Porto Alegre: O dinheiro acabou, diz secretário Busatto Leonardo Busatto foi o palestrante da reunião-almoço realizada pela Associação Comercial de Porto Alegre. Fotos: Árfio Mazzei/ACPA

Porto Alegre: O dinheiro acabou, diz secretário Busatto

A previsão atual é de faltar dinheiro no caixa da prefeitura de Porto Alegre a partir de maio, inclusive para o pagamento do funcionalismo. “A situação que a cidade vive é resultado de ações anteriores que não podemos mudar, muito menos repetir.  Medidas economicamente sustentáveis serão adotadas para garantir que as despesas caibam nas receitas, pois falta de recursos não é desculpa para não fazer. Nossa expectativa é superar a crise até o final de 2018. A situação exige, da prefeitura e de todos, um novo senso de responsabilidade coletiva”, afirmou o secretário Municipal da Fazenda, Leonardo Busatto. Ele foi o palestrante da reunião-almoço Menu Porto Alegre, realizada nesta terça-feira, 9/5, no Salão Nobre da Associação Comercial de Porto Alegre.

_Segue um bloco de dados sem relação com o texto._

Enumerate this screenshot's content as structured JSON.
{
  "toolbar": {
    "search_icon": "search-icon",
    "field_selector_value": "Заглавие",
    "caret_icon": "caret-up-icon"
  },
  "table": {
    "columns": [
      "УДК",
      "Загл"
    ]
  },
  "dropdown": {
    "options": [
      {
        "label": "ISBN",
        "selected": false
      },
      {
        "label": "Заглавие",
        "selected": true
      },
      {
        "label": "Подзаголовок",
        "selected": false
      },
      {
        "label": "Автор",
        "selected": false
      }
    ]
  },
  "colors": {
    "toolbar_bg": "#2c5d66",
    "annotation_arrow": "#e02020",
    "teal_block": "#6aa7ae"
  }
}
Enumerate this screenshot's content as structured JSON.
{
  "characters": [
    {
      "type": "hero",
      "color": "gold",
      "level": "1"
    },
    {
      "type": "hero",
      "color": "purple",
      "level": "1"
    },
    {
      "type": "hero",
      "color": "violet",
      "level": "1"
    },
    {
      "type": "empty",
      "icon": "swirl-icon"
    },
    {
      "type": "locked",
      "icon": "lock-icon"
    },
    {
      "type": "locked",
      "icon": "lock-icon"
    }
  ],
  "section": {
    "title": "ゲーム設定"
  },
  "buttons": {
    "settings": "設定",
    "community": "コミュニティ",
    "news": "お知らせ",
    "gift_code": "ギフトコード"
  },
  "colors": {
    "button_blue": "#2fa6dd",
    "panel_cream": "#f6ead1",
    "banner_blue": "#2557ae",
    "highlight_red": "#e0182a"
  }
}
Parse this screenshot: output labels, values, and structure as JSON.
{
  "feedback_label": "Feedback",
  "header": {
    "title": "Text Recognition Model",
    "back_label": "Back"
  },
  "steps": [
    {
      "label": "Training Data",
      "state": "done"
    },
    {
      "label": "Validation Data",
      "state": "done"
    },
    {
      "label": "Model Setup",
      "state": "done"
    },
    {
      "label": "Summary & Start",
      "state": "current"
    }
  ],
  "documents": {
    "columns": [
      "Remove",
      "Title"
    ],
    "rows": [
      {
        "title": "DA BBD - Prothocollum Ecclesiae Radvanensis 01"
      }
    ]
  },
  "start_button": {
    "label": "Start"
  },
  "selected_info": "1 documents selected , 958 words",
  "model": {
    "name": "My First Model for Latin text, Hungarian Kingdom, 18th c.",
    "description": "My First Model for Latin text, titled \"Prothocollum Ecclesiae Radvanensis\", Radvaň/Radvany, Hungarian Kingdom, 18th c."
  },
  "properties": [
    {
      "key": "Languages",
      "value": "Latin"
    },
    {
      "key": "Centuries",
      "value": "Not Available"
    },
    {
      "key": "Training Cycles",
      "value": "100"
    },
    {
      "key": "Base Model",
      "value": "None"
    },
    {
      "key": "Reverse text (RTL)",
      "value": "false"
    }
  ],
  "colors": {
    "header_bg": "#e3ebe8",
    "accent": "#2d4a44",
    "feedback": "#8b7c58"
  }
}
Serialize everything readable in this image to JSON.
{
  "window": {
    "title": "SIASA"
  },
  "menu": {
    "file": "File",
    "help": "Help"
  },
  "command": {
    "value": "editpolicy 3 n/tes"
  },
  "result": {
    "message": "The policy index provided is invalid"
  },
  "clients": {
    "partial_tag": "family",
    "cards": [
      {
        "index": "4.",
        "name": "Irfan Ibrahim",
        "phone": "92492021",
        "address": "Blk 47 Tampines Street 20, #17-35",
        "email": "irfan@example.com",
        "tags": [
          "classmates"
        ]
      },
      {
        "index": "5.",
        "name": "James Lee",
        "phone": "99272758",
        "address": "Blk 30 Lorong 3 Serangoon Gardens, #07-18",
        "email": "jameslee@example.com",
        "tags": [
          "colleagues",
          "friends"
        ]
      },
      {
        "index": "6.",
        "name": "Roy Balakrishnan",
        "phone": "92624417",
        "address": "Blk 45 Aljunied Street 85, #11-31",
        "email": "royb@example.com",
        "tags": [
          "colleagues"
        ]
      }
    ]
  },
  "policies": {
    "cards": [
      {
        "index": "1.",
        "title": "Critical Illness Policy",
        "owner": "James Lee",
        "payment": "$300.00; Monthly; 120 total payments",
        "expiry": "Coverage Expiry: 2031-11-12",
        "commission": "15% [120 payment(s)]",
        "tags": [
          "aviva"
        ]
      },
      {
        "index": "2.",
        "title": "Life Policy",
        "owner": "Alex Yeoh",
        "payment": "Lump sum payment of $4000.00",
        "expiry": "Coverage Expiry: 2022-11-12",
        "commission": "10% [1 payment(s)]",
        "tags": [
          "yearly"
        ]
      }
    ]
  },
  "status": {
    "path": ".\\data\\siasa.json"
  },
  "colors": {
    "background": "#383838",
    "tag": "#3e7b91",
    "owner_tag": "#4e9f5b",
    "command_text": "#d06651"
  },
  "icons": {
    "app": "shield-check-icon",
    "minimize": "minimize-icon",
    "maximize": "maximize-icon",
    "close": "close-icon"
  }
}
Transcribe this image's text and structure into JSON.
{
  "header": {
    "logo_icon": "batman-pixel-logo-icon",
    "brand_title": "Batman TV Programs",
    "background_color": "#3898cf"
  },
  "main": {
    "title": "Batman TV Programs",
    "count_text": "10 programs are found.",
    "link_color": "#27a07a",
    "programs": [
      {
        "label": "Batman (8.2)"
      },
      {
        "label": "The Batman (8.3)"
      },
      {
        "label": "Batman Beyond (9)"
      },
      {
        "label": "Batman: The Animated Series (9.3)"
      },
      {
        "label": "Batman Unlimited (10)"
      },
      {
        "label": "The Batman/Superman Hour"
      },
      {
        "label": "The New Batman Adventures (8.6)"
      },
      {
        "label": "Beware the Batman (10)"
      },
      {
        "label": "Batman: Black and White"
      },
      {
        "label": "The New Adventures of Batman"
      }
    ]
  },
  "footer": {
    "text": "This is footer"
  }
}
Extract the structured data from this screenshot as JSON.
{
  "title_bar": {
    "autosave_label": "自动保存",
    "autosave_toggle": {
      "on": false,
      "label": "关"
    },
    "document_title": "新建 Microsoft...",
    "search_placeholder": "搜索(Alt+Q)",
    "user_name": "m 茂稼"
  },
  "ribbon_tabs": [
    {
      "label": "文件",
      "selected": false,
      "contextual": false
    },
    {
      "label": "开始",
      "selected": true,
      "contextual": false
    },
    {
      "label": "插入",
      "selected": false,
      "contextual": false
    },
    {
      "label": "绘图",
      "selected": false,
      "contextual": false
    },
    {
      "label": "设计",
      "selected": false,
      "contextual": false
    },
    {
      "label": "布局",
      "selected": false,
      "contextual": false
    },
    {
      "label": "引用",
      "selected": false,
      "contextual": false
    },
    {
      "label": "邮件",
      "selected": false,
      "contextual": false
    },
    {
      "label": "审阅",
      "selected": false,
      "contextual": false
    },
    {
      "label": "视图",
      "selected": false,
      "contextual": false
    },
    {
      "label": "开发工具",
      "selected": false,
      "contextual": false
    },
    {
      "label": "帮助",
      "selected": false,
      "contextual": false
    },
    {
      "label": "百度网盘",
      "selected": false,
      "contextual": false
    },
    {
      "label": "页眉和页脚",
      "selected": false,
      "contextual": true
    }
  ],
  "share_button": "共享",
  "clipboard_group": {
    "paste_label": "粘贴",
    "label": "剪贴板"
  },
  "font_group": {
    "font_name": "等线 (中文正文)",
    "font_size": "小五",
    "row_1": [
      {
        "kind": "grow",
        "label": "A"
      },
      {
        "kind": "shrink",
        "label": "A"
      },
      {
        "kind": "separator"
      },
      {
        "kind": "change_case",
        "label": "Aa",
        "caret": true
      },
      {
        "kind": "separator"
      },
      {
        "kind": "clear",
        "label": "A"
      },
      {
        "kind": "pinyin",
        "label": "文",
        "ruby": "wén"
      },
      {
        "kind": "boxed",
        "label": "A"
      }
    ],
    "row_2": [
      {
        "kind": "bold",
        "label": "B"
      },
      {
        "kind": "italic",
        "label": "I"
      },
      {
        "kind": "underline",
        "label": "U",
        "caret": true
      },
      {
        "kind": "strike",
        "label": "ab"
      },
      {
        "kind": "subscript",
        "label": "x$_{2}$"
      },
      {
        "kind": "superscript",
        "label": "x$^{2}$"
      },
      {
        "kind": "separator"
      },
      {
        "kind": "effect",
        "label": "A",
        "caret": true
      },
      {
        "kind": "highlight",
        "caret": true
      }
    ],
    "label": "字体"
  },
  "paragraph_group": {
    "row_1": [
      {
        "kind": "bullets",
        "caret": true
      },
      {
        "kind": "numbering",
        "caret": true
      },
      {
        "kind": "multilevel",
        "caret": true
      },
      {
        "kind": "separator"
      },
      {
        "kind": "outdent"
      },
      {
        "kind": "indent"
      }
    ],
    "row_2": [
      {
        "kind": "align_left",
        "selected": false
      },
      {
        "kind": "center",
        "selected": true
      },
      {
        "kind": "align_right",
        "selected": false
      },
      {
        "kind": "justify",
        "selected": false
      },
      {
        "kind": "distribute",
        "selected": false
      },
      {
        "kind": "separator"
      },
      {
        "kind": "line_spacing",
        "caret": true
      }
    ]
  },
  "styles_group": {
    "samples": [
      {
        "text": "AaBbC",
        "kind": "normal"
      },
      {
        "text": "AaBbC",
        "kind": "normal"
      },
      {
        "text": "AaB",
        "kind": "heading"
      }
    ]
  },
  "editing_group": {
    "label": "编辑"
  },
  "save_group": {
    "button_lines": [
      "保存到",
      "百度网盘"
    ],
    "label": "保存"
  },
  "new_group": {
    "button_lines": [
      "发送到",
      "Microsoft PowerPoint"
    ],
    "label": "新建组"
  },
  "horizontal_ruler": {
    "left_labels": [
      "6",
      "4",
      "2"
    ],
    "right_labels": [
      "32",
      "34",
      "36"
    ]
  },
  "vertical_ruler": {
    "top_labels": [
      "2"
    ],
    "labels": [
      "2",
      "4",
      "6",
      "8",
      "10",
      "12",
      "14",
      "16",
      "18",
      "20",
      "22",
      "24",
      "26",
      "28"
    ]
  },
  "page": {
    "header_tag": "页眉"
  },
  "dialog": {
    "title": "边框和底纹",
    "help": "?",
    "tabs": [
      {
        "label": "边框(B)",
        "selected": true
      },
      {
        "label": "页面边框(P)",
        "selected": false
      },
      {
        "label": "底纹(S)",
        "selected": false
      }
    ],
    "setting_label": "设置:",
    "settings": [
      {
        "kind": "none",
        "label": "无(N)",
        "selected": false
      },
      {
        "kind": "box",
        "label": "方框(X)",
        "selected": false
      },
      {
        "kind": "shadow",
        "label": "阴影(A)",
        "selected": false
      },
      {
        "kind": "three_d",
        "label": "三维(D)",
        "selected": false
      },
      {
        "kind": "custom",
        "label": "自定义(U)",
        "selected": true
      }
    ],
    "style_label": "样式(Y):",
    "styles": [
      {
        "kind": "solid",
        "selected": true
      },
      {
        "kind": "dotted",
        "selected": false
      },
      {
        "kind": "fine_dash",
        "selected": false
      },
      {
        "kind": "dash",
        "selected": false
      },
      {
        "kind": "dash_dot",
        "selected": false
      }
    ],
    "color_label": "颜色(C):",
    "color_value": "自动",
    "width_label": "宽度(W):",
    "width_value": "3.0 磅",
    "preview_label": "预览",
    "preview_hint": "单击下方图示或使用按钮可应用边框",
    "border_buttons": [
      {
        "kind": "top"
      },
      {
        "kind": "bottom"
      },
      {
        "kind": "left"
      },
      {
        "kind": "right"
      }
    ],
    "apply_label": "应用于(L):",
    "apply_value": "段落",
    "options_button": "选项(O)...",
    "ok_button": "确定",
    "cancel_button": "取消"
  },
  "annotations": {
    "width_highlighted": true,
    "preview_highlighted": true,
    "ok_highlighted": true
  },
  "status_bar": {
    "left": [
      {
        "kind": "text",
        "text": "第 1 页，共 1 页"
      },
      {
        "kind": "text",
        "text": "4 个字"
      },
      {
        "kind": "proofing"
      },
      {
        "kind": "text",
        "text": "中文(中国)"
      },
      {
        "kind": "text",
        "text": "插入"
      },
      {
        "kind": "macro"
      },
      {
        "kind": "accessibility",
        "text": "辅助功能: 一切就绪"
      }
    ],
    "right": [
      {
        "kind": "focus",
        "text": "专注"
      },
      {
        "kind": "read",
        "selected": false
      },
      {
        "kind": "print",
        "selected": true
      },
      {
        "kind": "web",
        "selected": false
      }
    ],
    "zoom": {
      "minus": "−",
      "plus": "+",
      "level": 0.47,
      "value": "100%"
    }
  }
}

MZI_5150Segundo ele, a forma de enfrentar a crise e superá-la é com transparência. “Nos últimos anos, assistimos a despesa crescer sem o acompanhamento da receita na mesma proporção. Entre 2011 e 2016, o crescimento médio das despesas do Tesouro municipal foi de 9,5% e da Receita, 6,9%.”  Além disso, a despesa com pessoal cresceu mesmo na crise. Enquanto a receita corrente líquida diminuiu 4,70%, entre 2014 e 2016, a despesa com pessoal aumentou 1,46%. E a previsão para 2017 é de crescimento de 12%, enquanto a receita menos de 7%. Busatto revelou que o combate à sonegação já acontece. Porto Alegre é a segunda entre as capitais do Brasil em relação a cobrança de ISS, a nona de IPTU e a primeira em ITBI. Além disso, dois terços dos devedores estão sendo cobrados na Justiça. “Em 2016, a cobrança da dívida ativa em Porto Alegre foi de R$ 159,8 milhões, que representa 8,% do total, o melhor desempenho entre as capitais.”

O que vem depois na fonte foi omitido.